Saturday, December 6, 2014

Los Angeles Street Sighting - 1979 Lincoln Continental Mark V

Okay, full disclosure. This car belongs to my friend, who purchased it in L.A. a few years ago for $600 to save it from being crushed. These photos were taken the first time I ever laid eyes on it. This is also perhaps the only street sighting to date which I've actually ridden in.

I love the Lincoln Continental Mark V. In good condition these cars are some of my favorite American luxury vehicles, even if they are a tad vulgar. The giant car with its slab sides, sharp edges, hideaway headlights, fender vents and opera windows screams Malaise era. The doors have their own zip code, the roof has obligatory padded vinyl and the trunk has a fake spare tire hump that hides absolutely nothing.

This car was sold new at Sachs and Sons Lincoln-Mercury in Downey, to a Greek couple who owned a restaurant. It appears to be a standard model, though that doesn't mean it was a cheap car when new. It just means it doesn't have auxiliary coach lamps on the C-pillars, padded vinyl treatment on the spare tire hump or a designer nameplate (unless you count the Cartier dashboard clock, standard in all '79 Mark Vs). It does come equipped with turbine-style aluminum wheels, optional Valino grain Landau roof, cassette tape player and interior convenience package with cruise control and "headlamp convenience group", which I assume might be auto-dimming headlights. One interesting feature is a digital range computer which indicates the number of miles to empty. Speaking of miles to empty, a thirsty 400 cubic inch V8 motivates the car. This is a challenge for ownership as the car is subject to California emissions testing forever unless the state changes its law exempting only 1975 and older cars from smog tests.

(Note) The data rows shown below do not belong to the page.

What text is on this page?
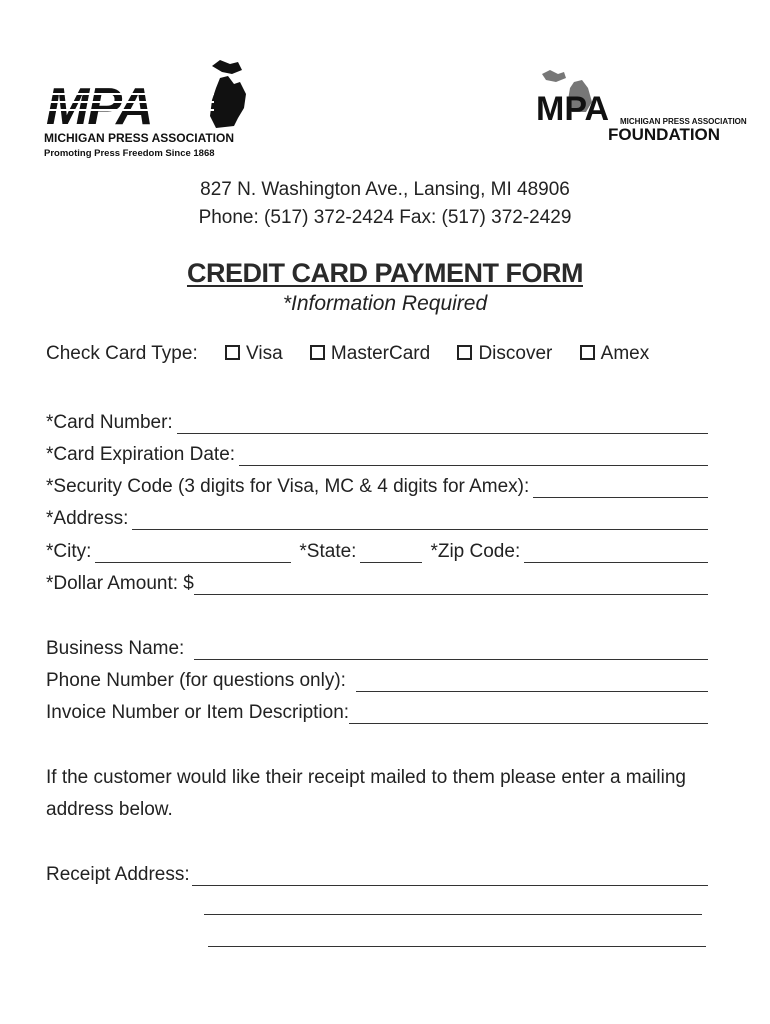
MPA
MICHIGAN PRESS ASSOCIATION
Promoting Press Freedom Since 1868
MPA MICHIGAN PRESS ASSOCIATION
FOUNDATION
827 N. Washington Ave., Lansing, MI 48906
Phone: (517) 372-2424 Fax: (517) 372-2429
CREDIT CARD PAYMENT FORM
*Information Required
Check Card Type:	Visa	MasterCard	Discover	Amex
*Card Number:
*Card Expiration Date:
*Security Code (3 digits for Visa, MC & 4 digits for Amex):
*Address:
*City:	*State:	*Zip Code:
*Dollar Amount: $
Business Name:
Phone Number (for questions only):
Invoice Number or Item Description:
If the customer would like their receipt mailed to them please enter a mailing address below.
Receipt Address:
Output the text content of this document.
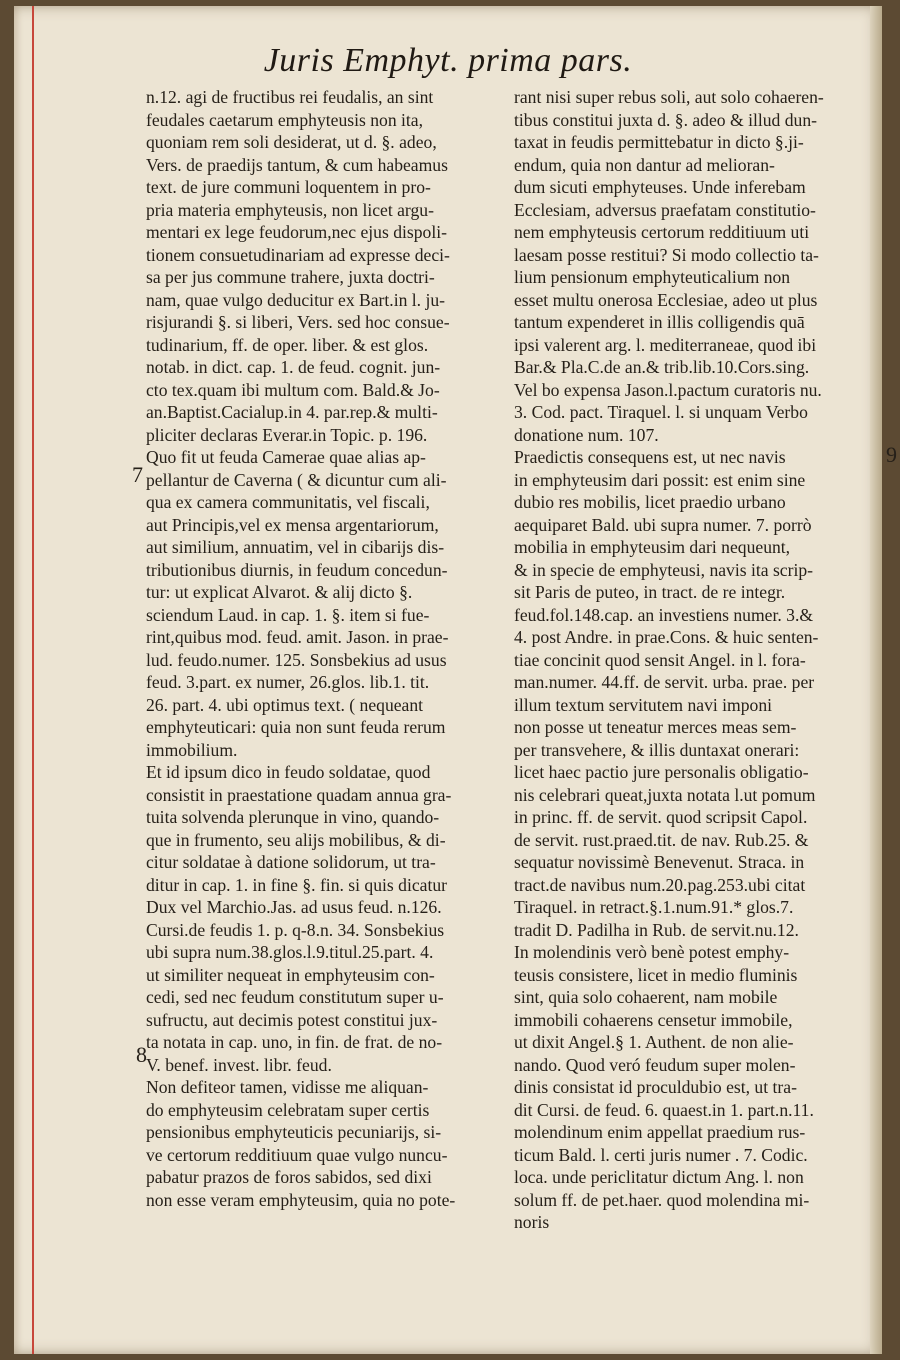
Juris Emphyt. prima pars.
n.12. agi de fructibus rei feudalis, an sint
feudales caetarum emphyteusis non ita,
quoniam rem soli desiderat, ut d. §. adeo,
Vers. de praedijs tantum, & cum habeamus
text. de jure communi loquentem in pro-
pria materia emphyteusis, non licet argu-
mentari ex lege feudorum,nec ejus dispoli-
tionem consuetudinariam ad expresse deci-
sa per jus commune trahere, juxta doctri-
nam, quae vulgo deducitur ex Bart.in l. ju-
risjurandi §. si liberi, Vers. sed hoc consue-
tudinarium, ff. de oper. liber. & est glos.
notab. in dict. cap. 1. de feud. cognit. jun-
cto tex.quam ibi multum com. Bald.& Jo-
an.Baptist.Cacialup.in 4. par.rep.& multi-
pliciter declaras Everar.in Topic. p. 196.
Quo fit ut feuda Camerae quae alias ap-
pellantur de Caverna ( & dicuntur cum ali-
qua ex camera communitatis, vel fiscali,
aut Principis,vel ex mensa argentariorum,
aut similium, annuatim, vel in cibarijs dis-
tributionibus diurnis, in feudum concedun-
tur: ut explicat Alvarot. & alij dicto §.
sciendum Laud. in cap. 1. §. item si fue-
rint,quibus mod. feud. amit. Jason. in prae-
lud. feudo.numer. 125. Sonsbekius ad usus
feud. 3.part. ex numer, 26.glos. lib.1. tit.
26. part. 4. ubi optimus text. ( nequeant
emphyteuticari: quia non sunt feuda rerum
immobilium.
Et id ipsum dico in feudo soldatae, quod
consistit in praestatione quadam annua gra-
tuita solvenda plerunque in vino, quando-
que in frumento, seu alijs mobilibus, & di-
citur soldatae à datione solidorum, ut tra-
ditur in cap. 1. in fine §. fin. si quis dicatur
Dux vel Marchio.Jas. ad usus feud. n.126.
Cursi.de feudis 1. p. q-8.n. 34. Sonsbekius
ubi supra num.38.glos.l.9.titul.25.part. 4.
ut similiter nequeat in emphyteusim con-
cedi, sed nec feudum constitutum super u-
sufructu, aut decimis potest constitui jux-
ta notata in cap. uno, in fin. de frat. de no-
V. benef. invest. libr. feud.
Non defiteor tamen, vidisse me aliquan-
do emphyteusim celebratam super certis
pensionibus emphyteuticis pecuniarijs, si-
ve certorum redditiuum quae vulgo nuncu-
pabatur prazos de foros sabidos, sed dixi
non esse veram emphyteusim, quia no pote-
rant nisi super rebus soli, aut solo cohaeren-
tibus constitui juxta d. §. adeo & illud dun-
taxat in feudis permittebatur in dicto §.ji-
endum, quia non dantur ad melioran-
dum sicuti emphyteuses. Unde inferebam
Ecclesiam, adversus praefatam constitutio-
nem emphyteusis certorum redditiuum uti
laesam posse restitui? Si modo collectio ta-
lium pensionum emphyteuticalium non
esset multu onerosa Ecclesiae, adeo ut plus
tantum expenderet in illis colligendis quā
ipsi valerent arg. l. mediterraneae, quod ibi
Bar.& Pla.C.de an.& trib.lib.10.Cors.sing.
Vel bo expensa Jason.l.pactum curatoris nu.
3. Cod. pact. Tiraquel. l. si unquam Verbo
donatione num. 107.
Praedictis consequens est, ut nec navis
in emphyteusim dari possit: est enim sine
dubio res mobilis, licet praedio urbano
aequiparet Bald. ubi supra numer. 7. porrò
mobilia in emphyteusim dari nequeunt,
& in specie de emphyteusi, navis ita scrip-
sit Paris de puteo, in tract. de re integr.
feud.fol.148.cap. an investiens numer. 3.&
4. post Andre. in prae.Cons. & huic senten-
tiae concinit quod sensit Angel. in l. fora-
man.numer. 44.ff. de servit. urba. prae. per
illum textum servitutem navi imponi
non posse ut teneatur merces meas sem-
per transvehere, & illis duntaxat onerari:
licet haec pactio jure personalis obligatio-
nis celebrari queat,juxta notata l.ut pomum
in princ. ff. de servit. quod scripsit Capol.
de servit. rust.praed.tit. de nav. Rub.25. &
sequatur novissimè Benevenut. Straca. in
tract.de navibus num.20.pag.253.ubi citat
Tiraquel. in retract.§.1.num.91.* glos.7.
tradit D. Padilha in Rub. de servit.nu.12.
In molendinis verò benè potest emphy-
teusis consistere, licet in medio fluminis
sint, quia solo cohaerent, nam mobile
immobili cohaerens censetur immobile,
ut dixit Angel.§ 1. Authent. de non alie-
nando. Quod veró feudum super molen-
dinis consistat id proculdubio est, ut tra-
dit Cursi. de feud. 6. quaest.in 1. part.n.11.
molendinum enim appellat praedium rus-
ticum Bald. l. certi juris numer . 7. Codic.
loca. unde periclitatur dictum Ang. l. non
solum ff. de pet.haer. quod molendina mi-
noris
7
8
9
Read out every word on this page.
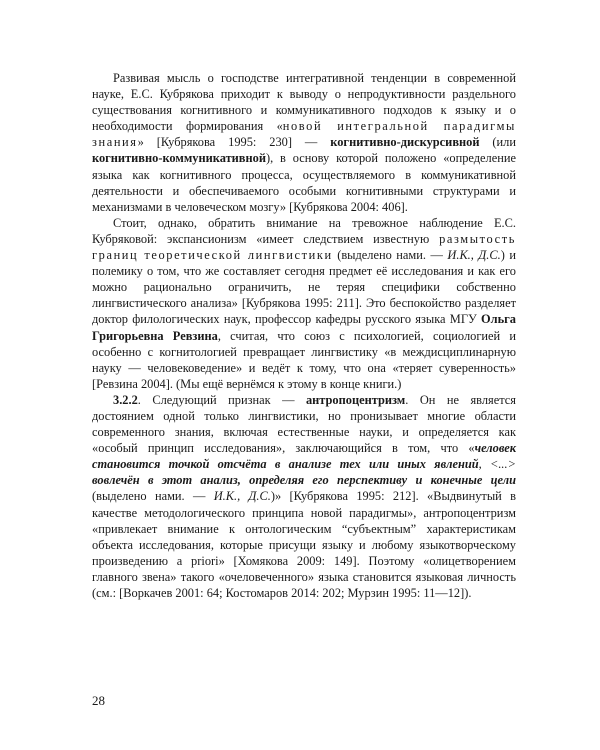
Развивая мысль о господстве интегративной тенденции в современной науке, Е.С. Кубрякова приходит к выводу о непродуктивности раздельного существования когнитивного и коммуникативного подходов к языку и о необходимости формирования «новой интегральной парадигмы знания» [Кубрякова 1995: 230] — когнитивно-дискурсивной (или когнитивно-коммуникативной), в основу которой положено «определение языка как когнитивного процесса, осуществляемого в коммуникативной деятельности и обеспечиваемого особыми когнитивными структурами и механизмами в человеческом мозгу» [Кубрякова 2004: 406].

Стоит, однако, обратить внимание на тревожное наблюдение Е.С. Кубряковой: экспансионизм «имеет следствием известную размытость границ теоретической лингвистики (выделено нами. — И.К., Д.С.) и полемику о том, что же составляет сегодня предмет её исследования и как его можно рационально ограничить, не теряя специфики собственно лингвистического анализа» [Кубрякова 1995: 211]. Это беспокойство разделяет доктор филологических наук, профессор кафедры русского языка МГУ Ольга Григорьевна Ревзина, считая, что союз с психологией, социологией и особенно с когнитологией превращает лингвистику «в междисциплинарную науку — человековедение» и ведёт к тому, что она «теряет суверенность» [Ревзина 2004]. (Мы ещё вернёмся к этому в конце книги.)

3.2.2. Следующий признак — антропоцентризм. Он не является достоянием одной только лингвистики, но пронизывает многие области современного знания, включая естественные науки, и определяется как «особый принцип исследования», заключающийся в том, что «человек становится точкой отсчёта в анализе тех или иных явлений, <...> вовлечён в этот анализ, определяя его перспективу и конечные цели (выделено нами. — И.К., Д.С.)» [Кубрякова 1995: 212]. «Выдвинутый в качестве методологического принципа новой парадигмы», антропоцентризм «привлекает внимание к онтологическим “субъектным” характеристикам объекта исследования, которые присущи языку и любому языкотворческому произведению a priori» [Хомякова 2009: 149]. Поэтому «олицетворением главного звена» такого «очеловеченного» языка становится языковая личность (см.: [Воркачев 2001: 64; Костомаров 2014: 202; Мурзин 1995: 11—12]).

28
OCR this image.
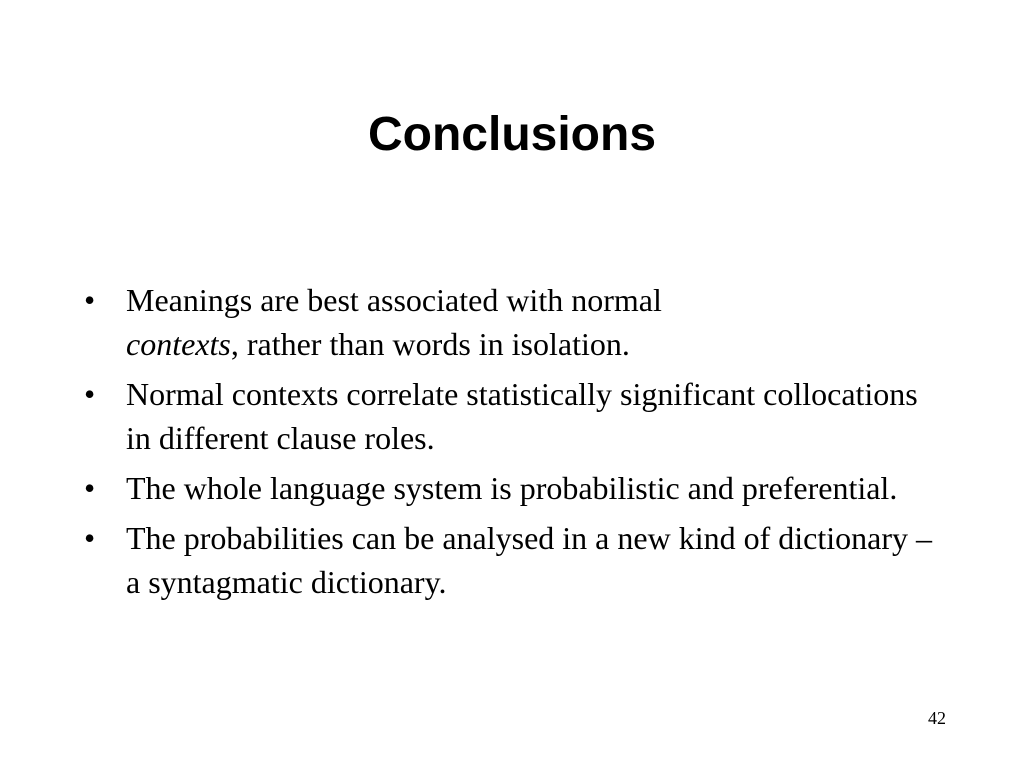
Conclusions
• Meanings are best associated with normal
contexts, rather than words in isolation.
• Normal contexts correlate statistically significant collocations in different clause roles.
• The whole language system is probabilistic and preferential.
• The probabilities can be analysed in a new kind of dictionary – a syntagmatic dictionary.
42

The original owners always parked the car outdoors. As a result, the paint and interior baked over the years, turning Jubilee Gold Metallic into a dull and chalky mess. The interior has perhaps suffered the worst abuse, thanks to some teens who got into the car while under the effects of illicit substances and tore up the cream leather seats and headliner. A number of the gadgets no longer work, though the power windows still wind up and down (very slowly) and the door ajar sensor still emits a sickly-sounding buzz when a door is open. The body has some minor accident damage and some rust, the worst of which is at the bottom of the rear window.

I affectionately refer to this car as the Gilded Garbage Barge and I know it's in rough shape, but I'd really like to see it properly repaired one day. My friend plans to get it cleaned up and reliable, though we both know it will take some doing and a lot more money than the car is worth to achieve that goal. I've ridden in it a few times and it rides smoothly as a Lincoln should. Spirited handling is out of the question as it bobs and sways like a boat. You don't so much drive it as captain it, and parking is always interesting. The Barge has potential: I would prefer to see it restored to stock, though my friend the owner doesn't like the original paint color. Whichever color he chooses, I hope it does the car justice. I'm rather partial to Crystal Blue Metallic myself.